Personally, I don't see where it maters, you're putting 60 Hz. AC power in, running the idler motor at or near its synchronous speed & getting 60 HZ., 3-phase out, regardless of what the motor's doing. If you have a choice a 4-pole might be better only because it runs slower so bearings would last longer, it'd be quieter & possibly vibrate less.
the frequency may be at 50HZ in SA.
but either motor (2p or 4p) would suffice regardless of frequency.
i would look for a 4 pole motor myself.
if your oven requires 3 phase to operate, then yes you can hook it up to the rpc
on the other hand, if your oven operates on single phase, hooking it up to a RPC would be a waste of time and energy
If the oven is not new, you may have problems with the elements, wiring, connections, and stand offs crumbling as you try to work on them. In that case I would stick with three phase if that is a good possibility.
A quick look at the oven wiring could be simple enough.
Likely has 3 heating elements one each across each phase.
Depending on the voltages one could connect single phase to some connections and have it still operate but at lower output.
The oven should be built such that the area where the wiring from the heaters to the distribution blocks is servicable so it should not be difficult but the voltage rating of the heaters could make things interesting.

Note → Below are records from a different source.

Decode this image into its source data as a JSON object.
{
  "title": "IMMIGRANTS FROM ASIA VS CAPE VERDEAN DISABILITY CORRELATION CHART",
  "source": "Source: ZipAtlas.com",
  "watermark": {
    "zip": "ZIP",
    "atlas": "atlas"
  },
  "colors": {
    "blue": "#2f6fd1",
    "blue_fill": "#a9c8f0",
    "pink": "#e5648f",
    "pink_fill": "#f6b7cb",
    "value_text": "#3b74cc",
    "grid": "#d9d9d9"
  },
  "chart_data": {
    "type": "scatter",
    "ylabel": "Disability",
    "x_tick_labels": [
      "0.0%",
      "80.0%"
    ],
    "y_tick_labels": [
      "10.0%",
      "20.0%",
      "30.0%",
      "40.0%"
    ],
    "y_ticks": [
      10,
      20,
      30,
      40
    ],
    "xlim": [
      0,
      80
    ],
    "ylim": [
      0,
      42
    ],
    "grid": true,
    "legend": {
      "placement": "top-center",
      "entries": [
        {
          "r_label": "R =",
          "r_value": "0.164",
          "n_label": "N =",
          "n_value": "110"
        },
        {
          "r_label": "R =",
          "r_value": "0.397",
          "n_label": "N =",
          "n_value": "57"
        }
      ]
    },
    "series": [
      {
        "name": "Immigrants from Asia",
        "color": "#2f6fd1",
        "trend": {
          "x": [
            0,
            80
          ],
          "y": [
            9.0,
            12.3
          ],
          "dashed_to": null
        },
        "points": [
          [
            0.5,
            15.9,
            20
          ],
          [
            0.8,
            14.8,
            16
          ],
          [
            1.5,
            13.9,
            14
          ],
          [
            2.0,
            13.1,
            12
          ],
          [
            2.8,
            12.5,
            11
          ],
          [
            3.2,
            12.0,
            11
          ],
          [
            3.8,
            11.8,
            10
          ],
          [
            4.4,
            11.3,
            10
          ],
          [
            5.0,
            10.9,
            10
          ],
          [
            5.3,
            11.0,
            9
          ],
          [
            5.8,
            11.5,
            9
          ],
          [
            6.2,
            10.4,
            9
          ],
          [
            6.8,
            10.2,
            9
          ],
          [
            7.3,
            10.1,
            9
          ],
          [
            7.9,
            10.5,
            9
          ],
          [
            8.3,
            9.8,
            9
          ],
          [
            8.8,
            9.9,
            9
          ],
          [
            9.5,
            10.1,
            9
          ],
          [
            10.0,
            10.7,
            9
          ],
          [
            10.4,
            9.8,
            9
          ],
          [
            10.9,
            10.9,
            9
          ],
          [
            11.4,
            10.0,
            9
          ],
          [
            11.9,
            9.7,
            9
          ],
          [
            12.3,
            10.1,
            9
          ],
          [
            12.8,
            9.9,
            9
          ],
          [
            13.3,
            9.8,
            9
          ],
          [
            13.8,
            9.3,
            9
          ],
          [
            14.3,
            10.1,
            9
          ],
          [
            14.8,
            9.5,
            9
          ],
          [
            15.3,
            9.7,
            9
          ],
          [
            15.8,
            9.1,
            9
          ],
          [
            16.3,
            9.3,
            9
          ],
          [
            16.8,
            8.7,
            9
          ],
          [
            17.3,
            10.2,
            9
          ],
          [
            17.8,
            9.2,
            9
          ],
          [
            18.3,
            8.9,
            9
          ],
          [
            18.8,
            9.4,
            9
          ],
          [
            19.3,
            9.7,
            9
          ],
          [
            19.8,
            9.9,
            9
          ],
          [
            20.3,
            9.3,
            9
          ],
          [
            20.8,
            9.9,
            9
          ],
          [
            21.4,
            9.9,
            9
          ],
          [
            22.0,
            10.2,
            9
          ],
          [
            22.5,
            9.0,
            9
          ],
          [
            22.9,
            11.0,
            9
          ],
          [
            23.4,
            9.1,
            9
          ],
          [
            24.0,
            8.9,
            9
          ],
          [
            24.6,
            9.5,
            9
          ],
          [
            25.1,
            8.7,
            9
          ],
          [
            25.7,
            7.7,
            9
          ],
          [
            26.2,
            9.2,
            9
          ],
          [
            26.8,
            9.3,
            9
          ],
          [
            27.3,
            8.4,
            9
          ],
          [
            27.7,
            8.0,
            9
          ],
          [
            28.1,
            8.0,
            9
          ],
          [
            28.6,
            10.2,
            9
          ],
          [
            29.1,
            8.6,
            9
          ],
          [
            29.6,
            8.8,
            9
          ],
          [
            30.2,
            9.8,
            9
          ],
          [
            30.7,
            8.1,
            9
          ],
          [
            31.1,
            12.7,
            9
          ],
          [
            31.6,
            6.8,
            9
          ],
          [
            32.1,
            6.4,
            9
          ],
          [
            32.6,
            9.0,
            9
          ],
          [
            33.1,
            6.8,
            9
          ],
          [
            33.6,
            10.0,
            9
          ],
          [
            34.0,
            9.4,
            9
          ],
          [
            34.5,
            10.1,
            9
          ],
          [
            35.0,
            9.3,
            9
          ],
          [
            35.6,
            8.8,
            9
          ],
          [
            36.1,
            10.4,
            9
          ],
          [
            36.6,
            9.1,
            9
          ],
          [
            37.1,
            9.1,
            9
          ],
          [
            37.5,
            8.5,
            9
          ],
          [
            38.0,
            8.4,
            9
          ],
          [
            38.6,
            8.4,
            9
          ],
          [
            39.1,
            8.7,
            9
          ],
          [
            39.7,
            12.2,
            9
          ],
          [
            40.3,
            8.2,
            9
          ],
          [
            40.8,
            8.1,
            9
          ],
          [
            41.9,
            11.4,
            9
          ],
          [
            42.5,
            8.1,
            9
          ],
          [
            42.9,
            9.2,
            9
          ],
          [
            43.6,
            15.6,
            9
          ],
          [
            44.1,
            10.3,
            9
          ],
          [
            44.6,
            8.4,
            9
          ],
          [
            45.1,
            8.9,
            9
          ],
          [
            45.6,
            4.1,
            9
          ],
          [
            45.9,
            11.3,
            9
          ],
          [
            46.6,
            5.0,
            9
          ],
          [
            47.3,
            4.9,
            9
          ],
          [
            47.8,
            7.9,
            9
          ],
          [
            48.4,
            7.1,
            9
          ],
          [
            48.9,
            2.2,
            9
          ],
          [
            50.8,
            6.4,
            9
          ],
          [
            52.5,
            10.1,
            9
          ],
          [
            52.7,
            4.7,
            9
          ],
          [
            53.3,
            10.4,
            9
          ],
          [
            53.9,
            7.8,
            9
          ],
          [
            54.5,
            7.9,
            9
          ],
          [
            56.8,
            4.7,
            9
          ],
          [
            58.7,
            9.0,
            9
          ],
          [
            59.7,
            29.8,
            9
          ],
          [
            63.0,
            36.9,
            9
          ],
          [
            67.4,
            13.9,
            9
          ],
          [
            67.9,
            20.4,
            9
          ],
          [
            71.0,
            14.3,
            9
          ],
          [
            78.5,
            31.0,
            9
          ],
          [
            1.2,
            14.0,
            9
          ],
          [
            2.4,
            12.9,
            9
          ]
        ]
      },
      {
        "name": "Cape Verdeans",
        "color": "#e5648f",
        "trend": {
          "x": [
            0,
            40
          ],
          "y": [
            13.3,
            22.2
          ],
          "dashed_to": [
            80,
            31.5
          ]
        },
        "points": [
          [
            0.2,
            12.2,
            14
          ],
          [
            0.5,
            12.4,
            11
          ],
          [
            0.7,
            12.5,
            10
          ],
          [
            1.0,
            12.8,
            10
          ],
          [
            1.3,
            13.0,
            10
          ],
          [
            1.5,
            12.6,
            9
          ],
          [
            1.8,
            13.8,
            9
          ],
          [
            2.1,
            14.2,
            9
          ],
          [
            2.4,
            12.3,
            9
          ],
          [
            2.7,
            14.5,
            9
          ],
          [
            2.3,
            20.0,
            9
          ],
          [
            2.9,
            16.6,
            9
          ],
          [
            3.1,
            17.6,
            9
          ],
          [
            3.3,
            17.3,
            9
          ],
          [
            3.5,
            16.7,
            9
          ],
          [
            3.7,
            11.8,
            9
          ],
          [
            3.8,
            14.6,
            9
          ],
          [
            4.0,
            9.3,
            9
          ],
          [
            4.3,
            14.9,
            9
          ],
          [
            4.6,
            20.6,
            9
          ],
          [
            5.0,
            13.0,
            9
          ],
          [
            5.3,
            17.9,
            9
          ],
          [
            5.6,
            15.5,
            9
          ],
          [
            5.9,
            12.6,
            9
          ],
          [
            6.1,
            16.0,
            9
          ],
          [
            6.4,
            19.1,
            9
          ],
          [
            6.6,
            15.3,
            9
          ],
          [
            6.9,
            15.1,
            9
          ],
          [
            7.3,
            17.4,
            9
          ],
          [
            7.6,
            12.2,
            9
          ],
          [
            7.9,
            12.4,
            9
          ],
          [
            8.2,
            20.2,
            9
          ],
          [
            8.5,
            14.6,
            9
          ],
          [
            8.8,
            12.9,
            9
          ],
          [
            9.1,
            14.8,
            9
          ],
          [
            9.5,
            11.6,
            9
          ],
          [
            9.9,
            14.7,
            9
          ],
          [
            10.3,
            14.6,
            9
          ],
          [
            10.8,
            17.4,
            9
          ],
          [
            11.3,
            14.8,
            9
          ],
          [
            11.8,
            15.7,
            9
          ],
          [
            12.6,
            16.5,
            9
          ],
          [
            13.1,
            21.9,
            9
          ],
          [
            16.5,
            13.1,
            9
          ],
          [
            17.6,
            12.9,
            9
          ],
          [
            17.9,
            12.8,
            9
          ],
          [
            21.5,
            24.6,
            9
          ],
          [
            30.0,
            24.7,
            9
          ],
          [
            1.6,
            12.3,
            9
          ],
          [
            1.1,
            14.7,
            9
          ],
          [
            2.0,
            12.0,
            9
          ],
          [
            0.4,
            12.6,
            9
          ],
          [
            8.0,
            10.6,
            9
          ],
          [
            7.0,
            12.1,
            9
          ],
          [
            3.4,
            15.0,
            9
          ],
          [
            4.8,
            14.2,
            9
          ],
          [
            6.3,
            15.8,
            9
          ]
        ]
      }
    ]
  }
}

The oven elements are resistive loads, the elements are usually wired to a terminal block and it is the configuration at the terminal block that usually determines if it can be rewired to run off of single phase. The elements are in banks so probably star for 240V 3 phase and parallel for single phase. If the manuals states that this is OK to rewire for single phase, I would go that route, a RPC is not needed. Other considerations are if there is a controller and what voltage it needs, you will also need to change the input wiring gauge to the terminal block and breaker so it is compliant with the increased single phase amperage.